達成した状態の思考・行動の習慣を想像する

 2つ目のポイントは、目標値から逆算した計画値をスケジュールに落とすのではなく、「達成された状態」の思考・行動の習慣を描き、意識を先にワープさせて、その状態にもっていくということです。

 もう少し詳しく説明しましょう。逆算した計画値の場合、スタート時点で基づいているのは、目標未達の現在の思考・行動習慣です。ダイエットで言えば、太っている生活・運動習慣のまま、我慢と根性で日々頑張ることと一緒です。これは辛く、何かイレギュラーな事態が発生したり、計画通りにいかなかったりしたら、我慢が続かず、簡単に挫折してしまうことでしょう。ダメな自分のまま努力するのはしんどい以外の何物でもないのです。

 そうならないために、まずしなくてはならないことは、「1年後、ダイエットに成功した時に、どんな思考・行動習慣になっているか」を洗い出してみることです。そしてダイエットを始める前に、自分の意識をさきにその思考・行動習慣になじませてしまうのです。この方法だと悩みは一気に減ります。

「我慢して糖質を減らそう」というダイエットに取り組む人の意識ではなく、まず先に、「もうこれだけしか食べなくても十分なんだよね」とダイエットに成功した人の意識に転換させてしまうのです。「あの頃は、まだこんなに食べていたのが嘘みたい。必要な分だけ、これだけ満足」と本気で思い込むのです。

 脳は現状維持を基本に考えるようにできているのです。これは、「恒常性(ホメオスタシス)」と呼ばれる性質で、環境が変化しても体の状態を一定に保とうとする働きです。

 ですから、「今の当たり前」から「未来の当たり前」に意識を変え、「脳を騙す」ことで人間の思考・行動は簡単に切り替えることができるのです。

 これは前回の記事(「疲れた中高年を救う術:マインドフルネスと解決志向」)で解説した「解決志向」に繋がります。「体に悪いので禁煙するように」とどんなに説明、説得しても「俺の体だし、俺の人生だ。好きにさせてくれ!」と一切聞く耳を持たなかったおじいさんでも、「孫が大きくなったら一緒に釣りにいきたい」と未来の姿を思い描いた途端、自然にタバコを吸わなくなった、ということがあるように、達成した時の姿の思考・行動習慣に一気に意識を先に変え、その思考・行動習慣に今を合わせるように近づけることが目標達成の一番の早道なのです。

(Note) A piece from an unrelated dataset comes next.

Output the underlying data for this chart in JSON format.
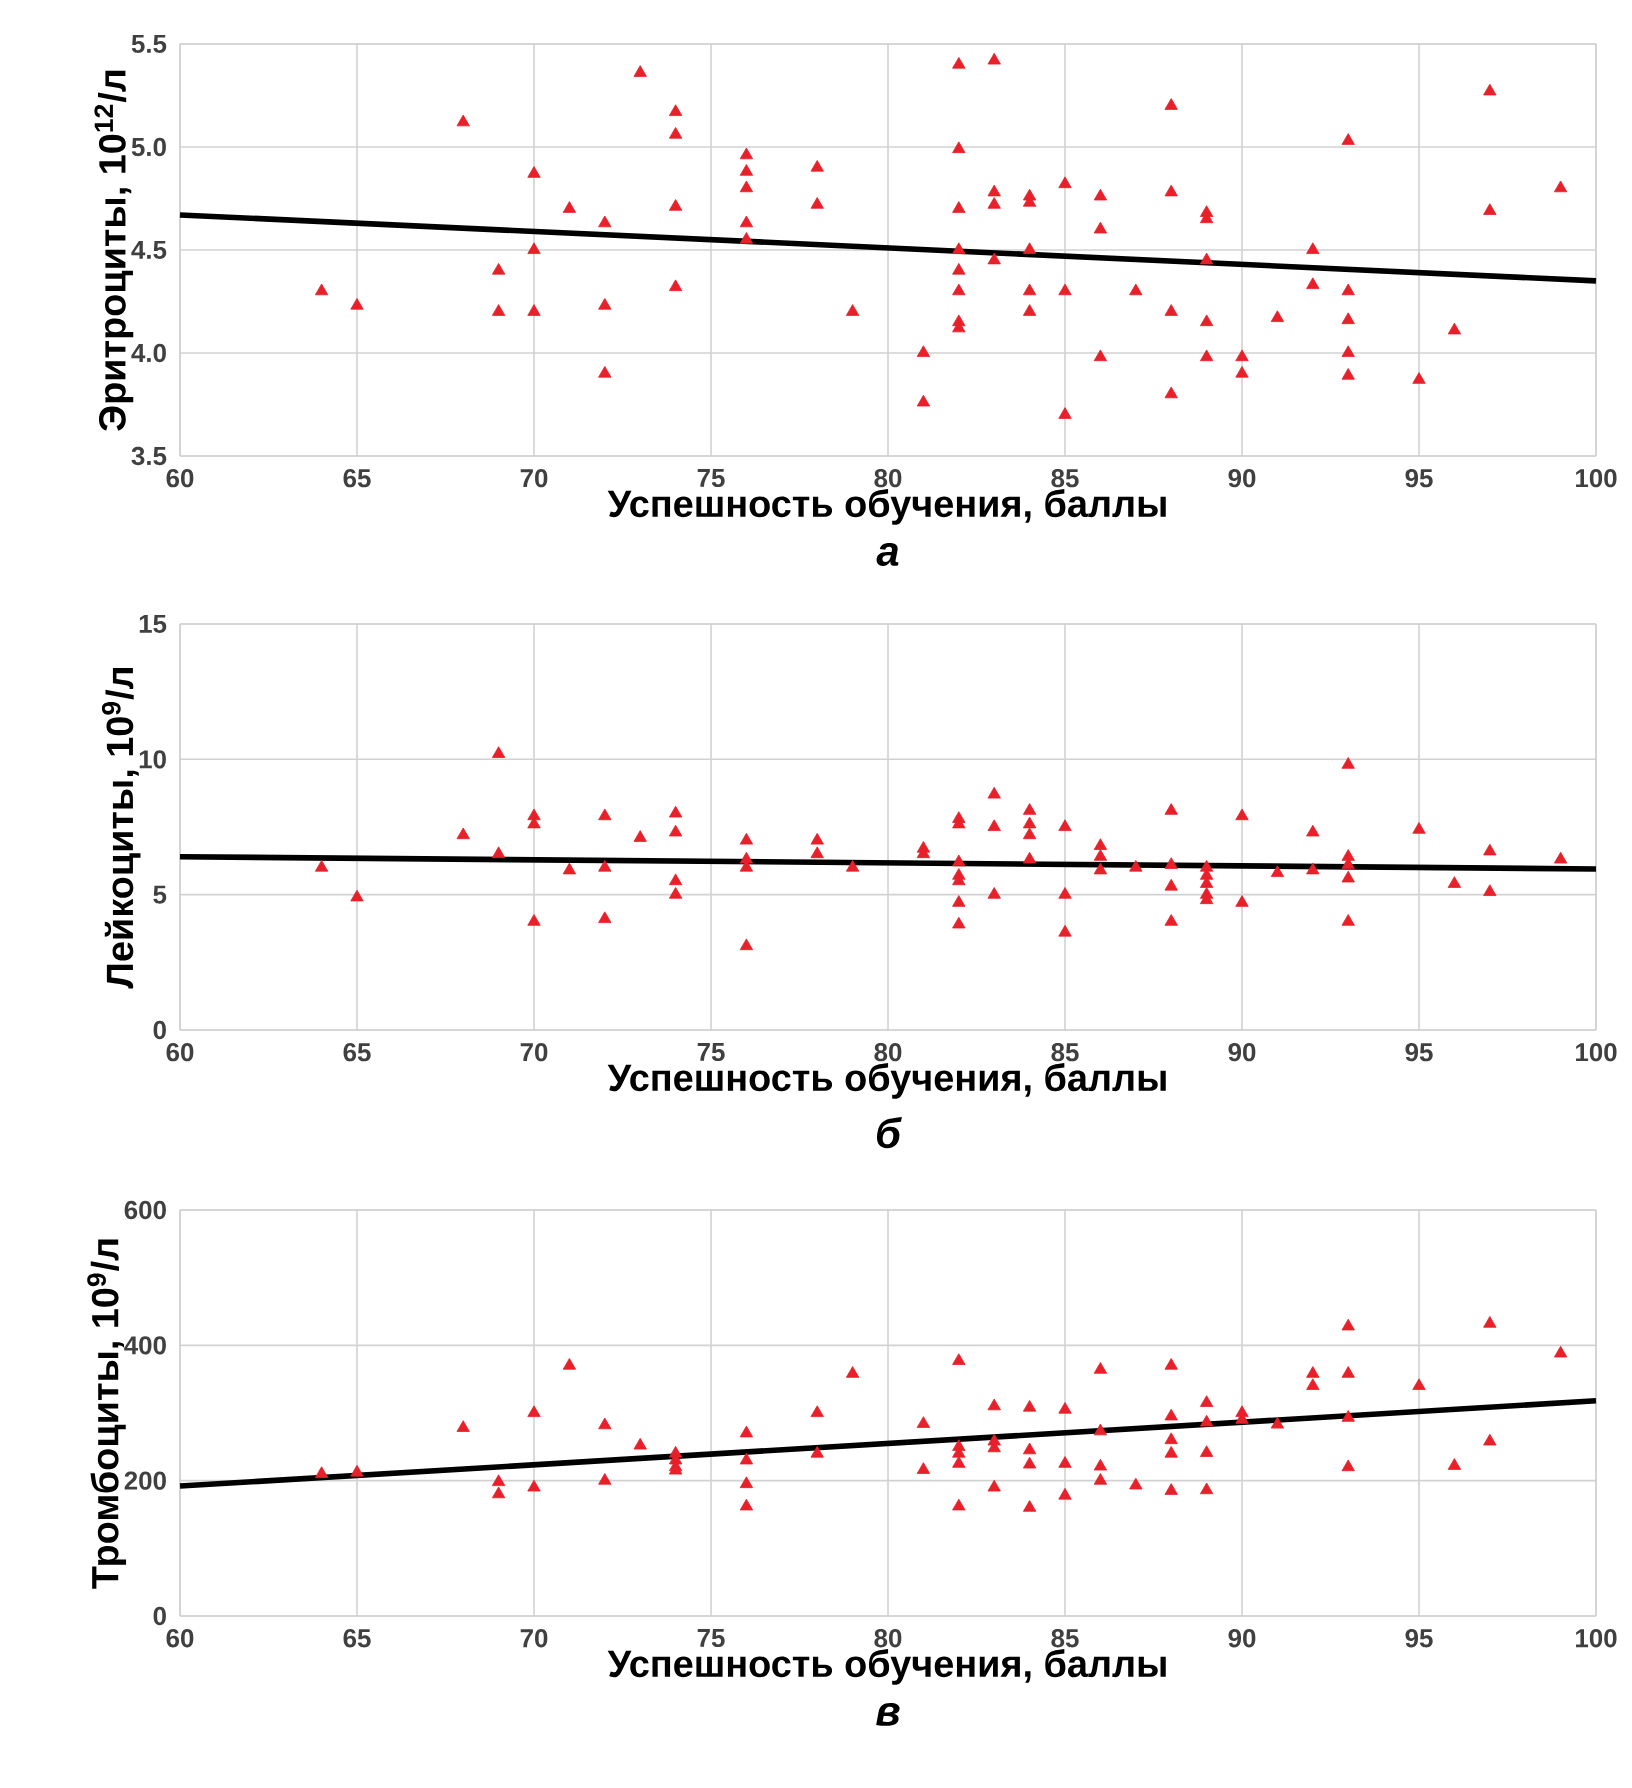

 5万人のリストラと6000名以上のリーダーの選抜と育成に携わってきましたが、目標を達成し続け、成長し続けるリーダーは必ず最初に達成した姿の思考・行動習慣に「先に」変化していました。

挫折したら「なかったこと」にできる小さな行動目標にする

 自分の思考・行動習慣を、実践よりも先に、目標を達成した状態にワープさせることができたら、その目標の半分は達成できたようなものです。後は、日々挫折しないようにストレスなく、すぐにできる簡単な目標を立てて、日々積み重ねていくのです。これが3つ目のポイントです。

 人間は自分の能力は高めに見積もるもの。それゆえに、小さなつまずきで挫折してしまうものなのです。だったら逆に、挫折しようがないくらい、小さな行動目標を立てるのが賢いやり方です。

 運動習慣がない人がいきなり運動すると筋肉痛や下手をすると肉離れなど怪我をしてしまます。そこでスクワットなら1日1回。翌日は2回。ムリそうなら回数は増やさない。これくらい誰でもできそうな、逆に言うと、できない言い訳がないくらい小さな目標がいいのです。意志の力が1mmも必要ないくらい小さくするのがポイントです。1日1回でも1年後にはスクワット300回以上になります。これができれば筋力は相当アップし、ダイエットでも成功しているのではないでしょうか。

 これを読んで、「そんなに継続できないよ」と思った人も多いでしょう。そう。こんなに小さな目標でも、人間は挫折してしまうこともあります。それが人間です。だから、その時は「喜びも悲しみも今日一日」と笑い飛ばし、また明日から小さな目標からスタートすればいいではないですか。

 スクワット3回で挫折したなら、翌日また3回から始めればいい。なんなら2回でも構いません。「三日坊主」は根気のないことを表す言葉ですが、「三日坊主」も繰り返せば立派な「継続」です。三日坊主で終わっても、翌日からまた三日坊主をはじめる。これの繰り返しでよし、と割り切りましょう。「10年間の継続」というと立派に聞こえますが、三日坊主を10年間繰り返していれば、その内容は大差ありません。それくらいの軽い気持ちで、心の負担にならない新年の目標を立ててみてはいかがでしょうか。